68 Geprezen zij de Heere, de God van Israël, omdat Hij zijn volk heeft bezocht en vrijgekocht,
"Blessed be the Lord, the God of Israel," he said, "Because He has not forgotten His people but has effected redemption for them,
69 en omdat Hij een hoorn der verlossing ons heeft opgericht in het geslacht van David, zijn knecht,
And has raised up a mighty Deliverer for us In the house of David His servant--
70 — gelijk Hij gesproken heeft door den mond zijner heilige profeten van de oudste tijden af, — (aiōn g165)
As He has spoken from all time by the lips of His holy Prophets-- (aiōn g165)
71 verlossing van onze vijanden en uit de hand van allen die ons haten,
To deliver us from our foes and from the power of all who hate us.
72 om barmhartigheid te doen aan onze vaderen, en om te gedenken aan zijn heilig verbond,
He dealt pitifully with our forefathers, And remembered His holy covenant,
73 aan den eed dien Hij gezworen heeft aan Abraham onzen vader, om ons te geven:
The oath which He swore to Abraham our forefather,
74 dat wij, uit de hand onzer vijanden verlost zijnde, Hem onbevreesd dienen zouden,
To grant us to be rescued from the power of our foes And so render worship to Him free from fear,
75 in heiligheid en rechtvaardigheid voor zijn aangezicht, al onze dagen.
In piety and uprightness before Him all our days.

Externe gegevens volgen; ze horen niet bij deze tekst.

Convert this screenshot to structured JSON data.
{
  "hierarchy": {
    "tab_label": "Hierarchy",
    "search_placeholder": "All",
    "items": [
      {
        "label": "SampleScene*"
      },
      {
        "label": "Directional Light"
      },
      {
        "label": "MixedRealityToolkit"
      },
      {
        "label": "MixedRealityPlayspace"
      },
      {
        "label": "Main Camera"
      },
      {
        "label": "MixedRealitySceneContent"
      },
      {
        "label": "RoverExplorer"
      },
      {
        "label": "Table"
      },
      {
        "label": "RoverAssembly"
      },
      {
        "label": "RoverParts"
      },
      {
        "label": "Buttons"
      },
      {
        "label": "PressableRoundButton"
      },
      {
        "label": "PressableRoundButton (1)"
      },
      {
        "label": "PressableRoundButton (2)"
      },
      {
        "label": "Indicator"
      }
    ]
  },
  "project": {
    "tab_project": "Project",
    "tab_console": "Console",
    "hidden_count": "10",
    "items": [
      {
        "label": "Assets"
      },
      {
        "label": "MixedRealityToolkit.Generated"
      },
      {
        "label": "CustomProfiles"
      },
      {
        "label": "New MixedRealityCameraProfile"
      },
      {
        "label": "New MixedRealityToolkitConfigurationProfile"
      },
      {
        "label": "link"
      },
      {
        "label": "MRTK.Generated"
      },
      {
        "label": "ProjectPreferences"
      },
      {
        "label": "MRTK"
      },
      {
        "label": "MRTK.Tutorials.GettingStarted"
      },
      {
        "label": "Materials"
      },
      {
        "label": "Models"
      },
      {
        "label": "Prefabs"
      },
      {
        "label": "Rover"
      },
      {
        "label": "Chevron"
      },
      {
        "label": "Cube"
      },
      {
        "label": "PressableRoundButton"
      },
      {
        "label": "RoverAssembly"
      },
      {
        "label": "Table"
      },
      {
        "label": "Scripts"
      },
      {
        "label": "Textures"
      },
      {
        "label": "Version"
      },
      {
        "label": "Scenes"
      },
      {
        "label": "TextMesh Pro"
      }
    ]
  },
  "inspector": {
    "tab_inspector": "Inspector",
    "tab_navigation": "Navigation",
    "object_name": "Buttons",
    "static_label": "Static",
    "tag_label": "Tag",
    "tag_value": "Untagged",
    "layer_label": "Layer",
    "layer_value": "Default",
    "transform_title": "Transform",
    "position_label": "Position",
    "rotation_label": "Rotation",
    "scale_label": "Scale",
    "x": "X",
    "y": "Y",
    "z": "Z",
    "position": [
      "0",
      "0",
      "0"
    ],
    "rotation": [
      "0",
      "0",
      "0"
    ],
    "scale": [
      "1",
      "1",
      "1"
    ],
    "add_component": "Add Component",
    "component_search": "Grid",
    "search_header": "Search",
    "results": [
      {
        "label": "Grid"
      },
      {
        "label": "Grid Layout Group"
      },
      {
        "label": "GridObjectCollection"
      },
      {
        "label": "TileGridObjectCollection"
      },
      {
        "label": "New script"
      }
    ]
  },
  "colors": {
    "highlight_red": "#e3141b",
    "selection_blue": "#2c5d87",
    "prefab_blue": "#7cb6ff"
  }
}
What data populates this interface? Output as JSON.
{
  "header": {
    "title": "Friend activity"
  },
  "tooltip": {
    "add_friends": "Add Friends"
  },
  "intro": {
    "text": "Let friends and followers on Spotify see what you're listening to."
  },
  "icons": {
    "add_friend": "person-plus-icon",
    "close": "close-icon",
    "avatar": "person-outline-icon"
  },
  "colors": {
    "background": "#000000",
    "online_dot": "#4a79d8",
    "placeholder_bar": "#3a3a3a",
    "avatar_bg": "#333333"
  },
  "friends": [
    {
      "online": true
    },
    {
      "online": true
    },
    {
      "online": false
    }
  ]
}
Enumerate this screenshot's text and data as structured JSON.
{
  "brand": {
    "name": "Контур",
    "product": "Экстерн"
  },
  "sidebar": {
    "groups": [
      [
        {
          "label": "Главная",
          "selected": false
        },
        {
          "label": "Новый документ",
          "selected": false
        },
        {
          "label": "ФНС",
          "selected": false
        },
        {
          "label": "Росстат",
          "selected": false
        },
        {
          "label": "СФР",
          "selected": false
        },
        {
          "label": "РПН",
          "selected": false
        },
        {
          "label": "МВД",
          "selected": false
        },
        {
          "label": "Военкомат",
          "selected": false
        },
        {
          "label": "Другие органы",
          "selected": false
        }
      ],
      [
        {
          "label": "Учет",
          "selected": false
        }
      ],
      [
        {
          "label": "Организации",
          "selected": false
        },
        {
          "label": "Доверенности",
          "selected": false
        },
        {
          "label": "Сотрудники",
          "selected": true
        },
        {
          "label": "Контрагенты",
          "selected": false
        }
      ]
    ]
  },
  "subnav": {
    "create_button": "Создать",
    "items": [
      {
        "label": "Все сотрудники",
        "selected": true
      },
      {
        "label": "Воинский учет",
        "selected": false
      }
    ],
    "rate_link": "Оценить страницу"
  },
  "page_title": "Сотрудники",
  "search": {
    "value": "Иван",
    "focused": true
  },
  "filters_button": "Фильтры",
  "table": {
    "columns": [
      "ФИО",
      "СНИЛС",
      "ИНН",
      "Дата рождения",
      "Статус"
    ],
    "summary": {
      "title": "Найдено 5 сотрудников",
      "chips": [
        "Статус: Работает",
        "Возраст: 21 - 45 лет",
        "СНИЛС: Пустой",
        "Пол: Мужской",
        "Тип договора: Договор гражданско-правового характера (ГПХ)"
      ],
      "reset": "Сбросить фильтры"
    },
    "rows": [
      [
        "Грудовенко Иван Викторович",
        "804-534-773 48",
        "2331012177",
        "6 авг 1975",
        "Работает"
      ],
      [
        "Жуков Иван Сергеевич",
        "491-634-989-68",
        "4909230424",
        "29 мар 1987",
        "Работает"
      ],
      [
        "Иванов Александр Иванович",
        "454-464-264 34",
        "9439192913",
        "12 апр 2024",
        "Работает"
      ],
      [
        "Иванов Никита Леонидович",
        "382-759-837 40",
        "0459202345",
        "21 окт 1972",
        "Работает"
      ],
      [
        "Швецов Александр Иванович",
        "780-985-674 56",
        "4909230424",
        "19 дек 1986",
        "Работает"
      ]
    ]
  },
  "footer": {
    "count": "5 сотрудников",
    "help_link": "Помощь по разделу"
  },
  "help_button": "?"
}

76 En gij, kindeken! een profeet des Allerhoogsten zult gij genoemd worden; want gij zult gaan voor het aangezicht des Heeren om zijn wegen effen te maken,
And you moreover, O child, shall be called Prophet of the Most High; For you shall go on in front before the Lord to prepare the way for Him,
77 om aan zijn volk kennis der verlossing te geven in de vergiffenis hunner zonden,
To give to His People a knowledge of salvation In the forgiveness of their sins,
78 door de innerlijke barmhartigheden onzes Gods, waarmede ons bezocht heeft het schijnend Licht uit de hoogte;
Through the tender compassion of our God, Through which the daybreak from on high will come to us,
79 om te verschijnen aan degenen die gezeten zijn in de duisternis en in de schaduw des doods; om onze voeten te richten op den weg des vredes.
Dawning on those who now dwell in the darkness and shadow of death--To direct our feet into the path of peace."
80 Het kindeken nu groeide op en werd gesterkt naar den geest, en hij was in de woestijnen tot op den dag zijner optreding in Israël.
And the child grew and became strong in character, and lived in the Desert till the time came for him to appear publicly to Israel.